Cape North Lighthouse actually served two years beyond its planned retirement in 1978, as work on a new tower for Money Point didn’t begin until July 1980. The faithful, iron tower went dark in early October of that year, after a temporary light had been established. The Fresnel lens was first removed from the tower, and each of its four panels was carefully packed in foam plastic. Ian Jackson, a supervisor from the museum, arrived on scene on October 14, to witness the dismantling of the tower so he would be able to put it back together.
A truck, pulled by bulldozers, transported the five-by-eight-foot, three-quarter-ton, lighthouse sections, four at a time, up the mountain behind the station. As the tower’s iron dome was too wide for the truck, it made the ascent dangling from the crane that had been used to disassemble the tower. The pieces of the lighthouse were loaded onto two flatbed trucks and hauled to the Coast Guard maintenance depot in Dartmouth, where they were sandblasted and painted before being shipped to Ottawa. The three-week effort to remove the lighthouse from Money Point finished just in time, as the very next day the rudimentary roadway was snowed in for the winter.

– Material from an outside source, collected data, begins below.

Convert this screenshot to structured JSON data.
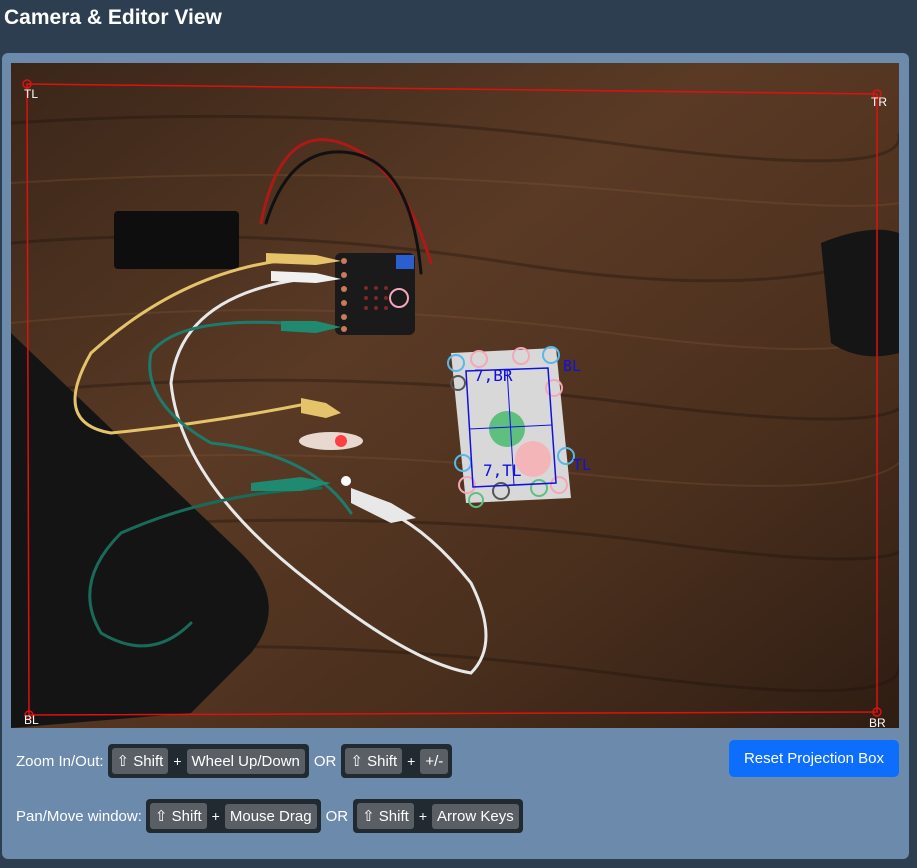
{
  "page": {
    "title": "Camera & Editor View"
  },
  "projection": {
    "corners": {
      "tl": "TL",
      "tr": "TR",
      "bl": "BL",
      "br": "BR"
    }
  },
  "marker_labels": {
    "top": "7,BR",
    "bottom": "7,TL",
    "right_top": "BL",
    "right_bottom": "TL"
  },
  "controls": {
    "zoom": {
      "label": "Zoom In/Out:",
      "combo1": {
        "modifier": "⇧ Shift",
        "plus": "+",
        "action": "Wheel Up/Down"
      },
      "or": "OR",
      "combo2": {
        "modifier": "⇧ Shift",
        "plus": "+",
        "action": "+/-"
      }
    },
    "pan": {
      "label": "Pan/Move window:",
      "combo1": {
        "modifier": "⇧ Shift",
        "plus": "+",
        "action": "Mouse Drag"
      },
      "or": "OR",
      "combo2": {
        "modifier": "⇧ Shift",
        "plus": "+",
        "action": "Arrow Keys"
      }
    },
    "reset_button": "Reset Projection Box"
  },
  "colors": {
    "background": "#2c3e50",
    "panel": "#6c8aab",
    "primary_button": "#0d6efd",
    "projection_line": "#e01010",
    "marker_box": "#1010e0"
  }
}
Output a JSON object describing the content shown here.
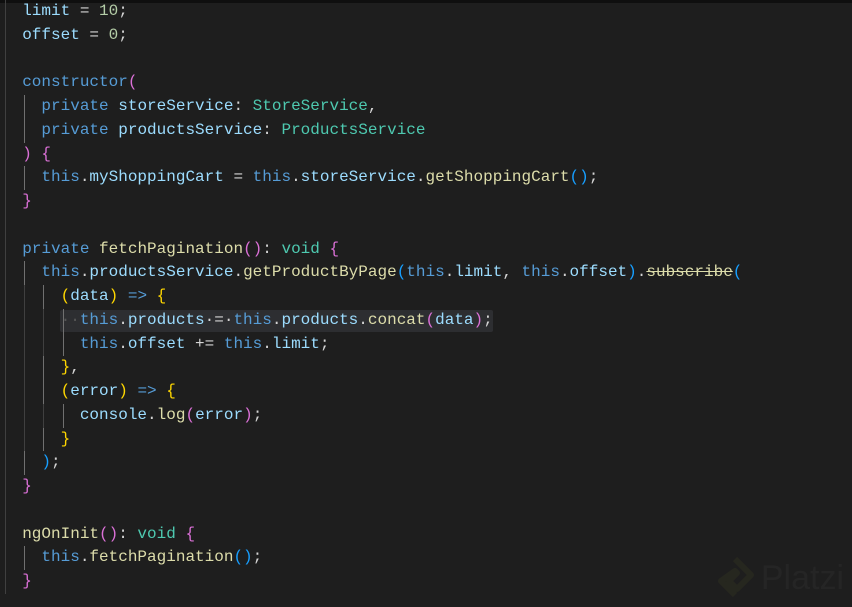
{
  "editor": {
    "lines": [
      {
        "indent": 1,
        "tokens": [
          {
            "t": "  "
          },
          {
            "t": "limit",
            "c": "v"
          },
          {
            "t": " = ",
            "c": "o"
          },
          {
            "t": "10",
            "c": "n"
          },
          {
            "t": ";",
            "c": "o"
          }
        ]
      },
      {
        "indent": 1,
        "tokens": [
          {
            "t": "  "
          },
          {
            "t": "offset",
            "c": "v"
          },
          {
            "t": " = ",
            "c": "o"
          },
          {
            "t": "0",
            "c": "n"
          },
          {
            "t": ";",
            "c": "o"
          }
        ]
      },
      {
        "indent": 1,
        "tokens": []
      },
      {
        "indent": 1,
        "tokens": [
          {
            "t": "  "
          },
          {
            "t": "constructor",
            "c": "k"
          },
          {
            "t": "(",
            "c": "b2"
          }
        ]
      },
      {
        "indent": 2,
        "tokens": [
          {
            "t": "    "
          },
          {
            "t": "private",
            "c": "k"
          },
          {
            "t": " "
          },
          {
            "t": "storeService",
            "c": "v"
          },
          {
            "t": ": ",
            "c": "o"
          },
          {
            "t": "StoreService",
            "c": "t"
          },
          {
            "t": ",",
            "c": "o"
          }
        ]
      },
      {
        "indent": 2,
        "tokens": [
          {
            "t": "    "
          },
          {
            "t": "private",
            "c": "k"
          },
          {
            "t": " "
          },
          {
            "t": "productsService",
            "c": "v"
          },
          {
            "t": ": ",
            "c": "o"
          },
          {
            "t": "ProductsService",
            "c": "t"
          }
        ]
      },
      {
        "indent": 1,
        "tokens": [
          {
            "t": "  "
          },
          {
            "t": ")",
            "c": "b2"
          },
          {
            "t": " "
          },
          {
            "t": "{",
            "c": "b2"
          }
        ]
      },
      {
        "indent": 2,
        "tokens": [
          {
            "t": "    "
          },
          {
            "t": "this",
            "c": "k"
          },
          {
            "t": ".",
            "c": "o"
          },
          {
            "t": "myShoppingCart",
            "c": "v"
          },
          {
            "t": " = ",
            "c": "o"
          },
          {
            "t": "this",
            "c": "k"
          },
          {
            "t": ".",
            "c": "o"
          },
          {
            "t": "storeService",
            "c": "v"
          },
          {
            "t": ".",
            "c": "o"
          },
          {
            "t": "getShoppingCart",
            "c": "f"
          },
          {
            "t": "()",
            "c": "b3"
          },
          {
            "t": ";",
            "c": "o"
          }
        ]
      },
      {
        "indent": 1,
        "tokens": [
          {
            "t": "  "
          },
          {
            "t": "}",
            "c": "b2"
          }
        ]
      },
      {
        "indent": 1,
        "tokens": []
      },
      {
        "indent": 1,
        "tokens": [
          {
            "t": "  "
          },
          {
            "t": "private",
            "c": "k"
          },
          {
            "t": " "
          },
          {
            "t": "fetchPagination",
            "c": "f"
          },
          {
            "t": "()",
            "c": "b2"
          },
          {
            "t": ": ",
            "c": "o"
          },
          {
            "t": "void",
            "c": "t"
          },
          {
            "t": " "
          },
          {
            "t": "{",
            "c": "b2"
          }
        ]
      },
      {
        "indent": 2,
        "tokens": [
          {
            "t": "    "
          },
          {
            "t": "this",
            "c": "k"
          },
          {
            "t": ".",
            "c": "o"
          },
          {
            "t": "productsService",
            "c": "v"
          },
          {
            "t": ".",
            "c": "o"
          },
          {
            "t": "getProductByPage",
            "c": "f"
          },
          {
            "t": "(",
            "c": "b3"
          },
          {
            "t": "this",
            "c": "k"
          },
          {
            "t": ".",
            "c": "o"
          },
          {
            "t": "limit",
            "c": "v"
          },
          {
            "t": ", ",
            "c": "o"
          },
          {
            "t": "this",
            "c": "k"
          },
          {
            "t": ".",
            "c": "o"
          },
          {
            "t": "offset",
            "c": "v"
          },
          {
            "t": ")",
            "c": "b3"
          },
          {
            "t": ".",
            "c": "o"
          },
          {
            "t": "subscribe",
            "c": "s"
          },
          {
            "t": "(",
            "c": "b3"
          }
        ]
      },
      {
        "indent": 3,
        "tokens": [
          {
            "t": "      "
          },
          {
            "t": "(",
            "c": "b1"
          },
          {
            "t": "data",
            "c": "v"
          },
          {
            "t": ")",
            "c": "b1"
          },
          {
            "t": " => ",
            "c": "k"
          },
          {
            "t": "{",
            "c": "b1"
          }
        ]
      },
      {
        "indent": 4,
        "highlight": true,
        "tokens": [
          {
            "t": "  ",
            "c": "ws"
          },
          {
            "t": "  ",
            "c": "ws"
          },
          {
            "t": "  ",
            "c": "ws"
          },
          {
            "t": "··",
            "c": "ws"
          },
          {
            "t": "this",
            "c": "k"
          },
          {
            "t": ".",
            "c": "o"
          },
          {
            "t": "products",
            "c": "v"
          },
          {
            "t": "·=·",
            "c": "o"
          },
          {
            "t": "this",
            "c": "k"
          },
          {
            "t": ".",
            "c": "o"
          },
          {
            "t": "products",
            "c": "v"
          },
          {
            "t": ".",
            "c": "o"
          },
          {
            "t": "concat",
            "c": "f"
          },
          {
            "t": "(",
            "c": "b2"
          },
          {
            "t": "data",
            "c": "v"
          },
          {
            "t": ")",
            "c": "b2"
          },
          {
            "t": ";",
            "c": "o"
          }
        ]
      },
      {
        "indent": 4,
        "tokens": [
          {
            "t": "        "
          },
          {
            "t": "this",
            "c": "k"
          },
          {
            "t": ".",
            "c": "o"
          },
          {
            "t": "offset",
            "c": "v"
          },
          {
            "t": " += ",
            "c": "o"
          },
          {
            "t": "this",
            "c": "k"
          },
          {
            "t": ".",
            "c": "o"
          },
          {
            "t": "limit",
            "c": "v"
          },
          {
            "t": ";",
            "c": "o"
          }
        ]
      },
      {
        "indent": 3,
        "tokens": [
          {
            "t": "      "
          },
          {
            "t": "}",
            "c": "b1"
          },
          {
            "t": ",",
            "c": "o"
          }
        ]
      },
      {
        "indent": 3,
        "tokens": [
          {
            "t": "      "
          },
          {
            "t": "(",
            "c": "b1"
          },
          {
            "t": "error",
            "c": "v"
          },
          {
            "t": ")",
            "c": "b1"
          },
          {
            "t": " => ",
            "c": "k"
          },
          {
            "t": "{",
            "c": "b1"
          }
        ]
      },
      {
        "indent": 4,
        "tokens": [
          {
            "t": "        "
          },
          {
            "t": "console",
            "c": "v"
          },
          {
            "t": ".",
            "c": "o"
          },
          {
            "t": "log",
            "c": "f"
          },
          {
            "t": "(",
            "c": "b2"
          },
          {
            "t": "error",
            "c": "v"
          },
          {
            "t": ")",
            "c": "b2"
          },
          {
            "t": ";",
            "c": "o"
          }
        ]
      },
      {
        "indent": 3,
        "tokens": [
          {
            "t": "      "
          },
          {
            "t": "}",
            "c": "b1"
          }
        ]
      },
      {
        "indent": 2,
        "tokens": [
          {
            "t": "    "
          },
          {
            "t": ")",
            "c": "b3"
          },
          {
            "t": ";",
            "c": "o"
          }
        ]
      },
      {
        "indent": 1,
        "tokens": [
          {
            "t": "  "
          },
          {
            "t": "}",
            "c": "b2"
          }
        ]
      },
      {
        "indent": 1,
        "tokens": []
      },
      {
        "indent": 1,
        "tokens": [
          {
            "t": "  "
          },
          {
            "t": "ngOnInit",
            "c": "f"
          },
          {
            "t": "()",
            "c": "b2"
          },
          {
            "t": ": ",
            "c": "o"
          },
          {
            "t": "void",
            "c": "t"
          },
          {
            "t": " "
          },
          {
            "t": "{",
            "c": "b2"
          }
        ]
      },
      {
        "indent": 2,
        "tokens": [
          {
            "t": "    "
          },
          {
            "t": "this",
            "c": "k"
          },
          {
            "t": ".",
            "c": "o"
          },
          {
            "t": "fetchPagination",
            "c": "f"
          },
          {
            "t": "()",
            "c": "b3"
          },
          {
            "t": ";",
            "c": "o"
          }
        ]
      },
      {
        "indent": 1,
        "tokens": [
          {
            "t": "  "
          },
          {
            "t": "}",
            "c": "b2"
          }
        ]
      }
    ]
  },
  "watermark": {
    "text": "Platzi",
    "icon": "platzi-logo-icon"
  }
}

A concrete foundation was poured on the grounds of the museum to support the lighthouse, and large limestone boulders were placed around the tower to suggest a rocky Atlantic shore. The third-order Fresnel lens was mounted in the lantern room to complete the picture.
On June 23, 2010, an earthquake, which measured 5.0 on the Richter scale, shook central Ontario and caused a portion of the pool of mercury used to float the lens in the lighthouse to spill out of its bowl. Before the toxicity of mercury was known, it was commonly used in lighthouses to allow the massive Fresnel lenses to rotate with virtually no friction.
Museum staff promptly cleaned up the spill, but subsequent air quality readings were considered too high, and Magellan Engineering was contracted at a cost of $7,000 to perform a complete decontamination of the tower. Even after the professional cleanup, the air quality was still deemed too dangerous for long-term exposure. As the mercury evaporates in warm weather, the levels will return to normal and allow resumption of guided tours.
A catchment system will be installed below the mercury trough to prevent another spill in the event of future earthquakes. The trough contains about three litres of mercury, and of that, approximately one litre was spilled. Museum staff recovered nearly three-quarters of a litre.